Search code examples
shellksh

Splitting file based on pattern '\r\n00' in korn shell


My file temp.txt looks like below

00ABC
PQR123400
00XYZ001234
012345
0012233

I want to split the file based on pattern '\r\n00'. In this case temp.txt should split into 3 files

first.txt: 
00ABC
PQR123400

second.txt
00XYZ001234
012345

third.txt
0012233

I am trying to use csplit to match pattern '\r\n00' but the debug shows me invalid pattern. Can someone please help me to match the exact pattern using csplit


Solution

  • With your shown samples, please try following awk code. Written and tested in GNU awk.

    This code will create files with names like: 1.txt, 2.txt and so on in your system. This will also take care of closing output files in backend so that we don't get in-famous error too many files opened one.

    awk -v RS='\r?\n00' -v count="1" '
    {
      outputFile=(count++".txt")
      rt=RT
      sub(/\r?\n/,"",rt)
      if(!rt){
        sub(/\n+/,"")
        rt=prevRT
      }
      printf("%s%s\n",(count>2?rt:""),$0) > outputFile
      close(outputFile)
      prevRT=rt
    }
    '  Input_file
    

    Explanation: Adding detailed explanation for above code.

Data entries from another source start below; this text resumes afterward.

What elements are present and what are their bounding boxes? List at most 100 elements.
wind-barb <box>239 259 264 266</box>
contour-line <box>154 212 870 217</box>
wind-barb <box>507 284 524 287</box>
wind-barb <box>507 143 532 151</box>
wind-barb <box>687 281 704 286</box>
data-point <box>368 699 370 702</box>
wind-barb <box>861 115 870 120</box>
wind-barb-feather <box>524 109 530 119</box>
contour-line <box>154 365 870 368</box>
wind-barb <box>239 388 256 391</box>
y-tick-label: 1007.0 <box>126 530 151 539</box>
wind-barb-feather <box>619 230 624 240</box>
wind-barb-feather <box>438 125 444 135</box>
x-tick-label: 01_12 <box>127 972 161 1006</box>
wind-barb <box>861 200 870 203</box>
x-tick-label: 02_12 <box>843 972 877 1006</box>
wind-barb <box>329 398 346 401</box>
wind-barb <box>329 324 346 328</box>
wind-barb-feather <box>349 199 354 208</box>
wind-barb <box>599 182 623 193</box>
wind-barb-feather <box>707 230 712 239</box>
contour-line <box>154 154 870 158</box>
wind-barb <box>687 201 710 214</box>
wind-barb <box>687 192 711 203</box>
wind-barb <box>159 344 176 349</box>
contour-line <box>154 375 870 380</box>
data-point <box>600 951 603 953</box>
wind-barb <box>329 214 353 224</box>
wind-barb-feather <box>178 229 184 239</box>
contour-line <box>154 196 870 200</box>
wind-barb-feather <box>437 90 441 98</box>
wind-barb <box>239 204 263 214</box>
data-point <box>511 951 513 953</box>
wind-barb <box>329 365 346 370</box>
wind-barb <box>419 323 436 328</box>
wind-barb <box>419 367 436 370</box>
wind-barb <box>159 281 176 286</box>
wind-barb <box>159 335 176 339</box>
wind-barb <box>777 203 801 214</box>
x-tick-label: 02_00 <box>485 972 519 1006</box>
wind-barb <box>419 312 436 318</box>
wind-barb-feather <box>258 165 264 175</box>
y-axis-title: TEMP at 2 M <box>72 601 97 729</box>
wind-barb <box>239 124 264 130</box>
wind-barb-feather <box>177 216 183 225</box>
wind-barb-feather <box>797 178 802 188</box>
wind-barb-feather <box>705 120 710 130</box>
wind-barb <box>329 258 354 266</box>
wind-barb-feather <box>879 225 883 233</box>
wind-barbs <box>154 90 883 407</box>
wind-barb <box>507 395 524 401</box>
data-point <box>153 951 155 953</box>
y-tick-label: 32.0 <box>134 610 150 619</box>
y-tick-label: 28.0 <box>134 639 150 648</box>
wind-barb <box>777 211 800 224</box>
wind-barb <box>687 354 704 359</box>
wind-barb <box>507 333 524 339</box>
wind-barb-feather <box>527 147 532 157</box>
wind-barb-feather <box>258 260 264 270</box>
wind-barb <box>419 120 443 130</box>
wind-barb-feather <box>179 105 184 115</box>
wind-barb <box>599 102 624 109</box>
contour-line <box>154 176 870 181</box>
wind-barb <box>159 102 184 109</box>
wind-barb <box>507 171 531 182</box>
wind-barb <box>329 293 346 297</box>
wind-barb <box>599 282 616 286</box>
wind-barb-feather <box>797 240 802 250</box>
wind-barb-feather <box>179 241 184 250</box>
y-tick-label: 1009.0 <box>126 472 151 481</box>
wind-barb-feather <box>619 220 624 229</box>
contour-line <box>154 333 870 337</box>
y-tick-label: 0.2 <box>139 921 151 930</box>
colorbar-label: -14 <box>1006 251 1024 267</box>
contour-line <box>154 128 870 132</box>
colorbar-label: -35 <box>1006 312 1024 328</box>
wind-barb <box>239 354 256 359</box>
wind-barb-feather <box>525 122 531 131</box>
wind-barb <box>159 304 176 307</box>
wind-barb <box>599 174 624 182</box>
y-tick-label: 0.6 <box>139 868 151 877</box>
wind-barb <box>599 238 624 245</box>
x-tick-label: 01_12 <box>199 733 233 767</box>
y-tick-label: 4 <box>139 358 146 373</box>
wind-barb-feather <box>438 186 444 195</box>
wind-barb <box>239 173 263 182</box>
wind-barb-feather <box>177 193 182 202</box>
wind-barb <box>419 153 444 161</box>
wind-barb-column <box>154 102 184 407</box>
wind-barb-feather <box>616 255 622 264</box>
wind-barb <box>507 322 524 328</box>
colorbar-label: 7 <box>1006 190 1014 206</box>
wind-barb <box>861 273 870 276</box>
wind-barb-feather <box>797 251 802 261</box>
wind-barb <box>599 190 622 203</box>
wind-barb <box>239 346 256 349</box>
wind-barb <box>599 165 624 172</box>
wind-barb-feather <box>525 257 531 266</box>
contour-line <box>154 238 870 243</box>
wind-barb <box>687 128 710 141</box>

    awk -v RS='\r?\n00' -v count="1" '      ##Starting awk program from here and setting RS as \r?\n00 aong with that setting count as 1 here.
    {
      outputFile=(count++".txt")            ##Creating outputFile which has value of count(increases each time cursor comes here) followed by .txt here.
      rt=RT                                 ##Setting RT value to rt here.
      sub(/\r?\n/,"",rt)                    ##Substituting \r?\n with NULL in rt.
      if(!rt){                              ##If rt is NULL then do following.
        sub(/\n+/,"")                       ##Substituting new lines 1 or more with NULL.
        rt=prevRT                           ##Setting preRT to rt here.
      }
      printf("%s%s\n",(count>2?rt:""),$0) > outputFile   ##Printing rt and current line into outputFile.
      close(outputFile)                     ##Closing outputFile in backend.
      prevRT=rt                             ##Setting rt to prevRT here.
    }
    '  Input_file                           ##Mentioning Input_file name here.